At first glance, using distributed computing sounds like a great idea. What’s better than using a fast computer? Using two or more fast computers at once! This is the realm of data processing engines like Spark, Trino, or Snowflake. The downside is that overuse of distributed computing can significantly slow you down and unnecessarily inflate cloud expenses.
Distributed computing always comes with a certain overhead (because your job and data need to be distributed) and sometimes adds complexity, making it not always worth it. Nowadays, this is more often the case as the definition of “Big Data” is shifting: With the advent of widely available, powerful consumer CPUs (e.g., Apple’s M series), large-RAM cloud machines (yourdatafitsinram.net), and multi-threaded query engines like Polars or DuckDB, it is now possible to process hundreds of gigabytes or even terabytes (currently, AWS supports up to 24 TiB of memory on a single machine) of data on a single machine (locally or in the cloud)—of course, this statement depends somewhat on what your data looks like and the queries you might want to execute.
The result is better feedback loops and (sometimes) less complicated tooling compared to what you would normally get with distributed query engines. Looking back, I have seen many use cases that wouldn’t have required a distributed engine if other best practices like columnar storage, table partitioning, or the smallest-fitting data types had been in place.
In the case of unavoidable, very large amounts of data, I recommend first crunching the data into manageable pieces with a distributed engine like Spark (e.g., by aggregation) and then proceeding with Polars or DuckDB to iterate quickly and cheaply.

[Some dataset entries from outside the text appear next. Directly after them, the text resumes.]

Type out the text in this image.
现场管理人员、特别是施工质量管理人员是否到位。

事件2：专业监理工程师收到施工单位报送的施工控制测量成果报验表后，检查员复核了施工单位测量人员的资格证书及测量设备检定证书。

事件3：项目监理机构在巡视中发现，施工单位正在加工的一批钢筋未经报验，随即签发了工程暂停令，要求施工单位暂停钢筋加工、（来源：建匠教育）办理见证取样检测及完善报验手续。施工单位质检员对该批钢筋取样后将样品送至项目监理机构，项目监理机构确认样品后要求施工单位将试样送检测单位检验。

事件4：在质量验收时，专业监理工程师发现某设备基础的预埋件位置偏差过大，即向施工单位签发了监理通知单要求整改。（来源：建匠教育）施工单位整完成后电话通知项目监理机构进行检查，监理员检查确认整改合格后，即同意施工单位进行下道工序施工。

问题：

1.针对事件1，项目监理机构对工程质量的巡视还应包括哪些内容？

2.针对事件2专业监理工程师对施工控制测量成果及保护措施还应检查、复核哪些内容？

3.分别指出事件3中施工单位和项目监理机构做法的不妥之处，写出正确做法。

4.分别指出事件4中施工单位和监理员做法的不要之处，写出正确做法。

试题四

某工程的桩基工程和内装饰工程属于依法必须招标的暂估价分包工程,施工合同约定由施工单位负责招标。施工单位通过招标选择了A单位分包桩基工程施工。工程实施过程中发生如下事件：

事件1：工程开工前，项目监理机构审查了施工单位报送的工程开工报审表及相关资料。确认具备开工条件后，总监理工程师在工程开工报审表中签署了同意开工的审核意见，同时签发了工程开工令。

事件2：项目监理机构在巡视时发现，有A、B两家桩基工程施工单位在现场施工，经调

The latter is often called “last-mile” data processing.
However, especially in large organizations, it is not unreasonable to have a distributed engine like Snowflake, BigQuery, or Athena (Trino) in place to support fast ad-hoc queries. This approach might save costs on data transfer (which can be huge) from the cloud to local machines, does not have any hardware requirements for the user, and might be inexpensive on small datasets anyway due to the billing model (e.g., based on the amount of processed data, $5 per TB for BigQuery).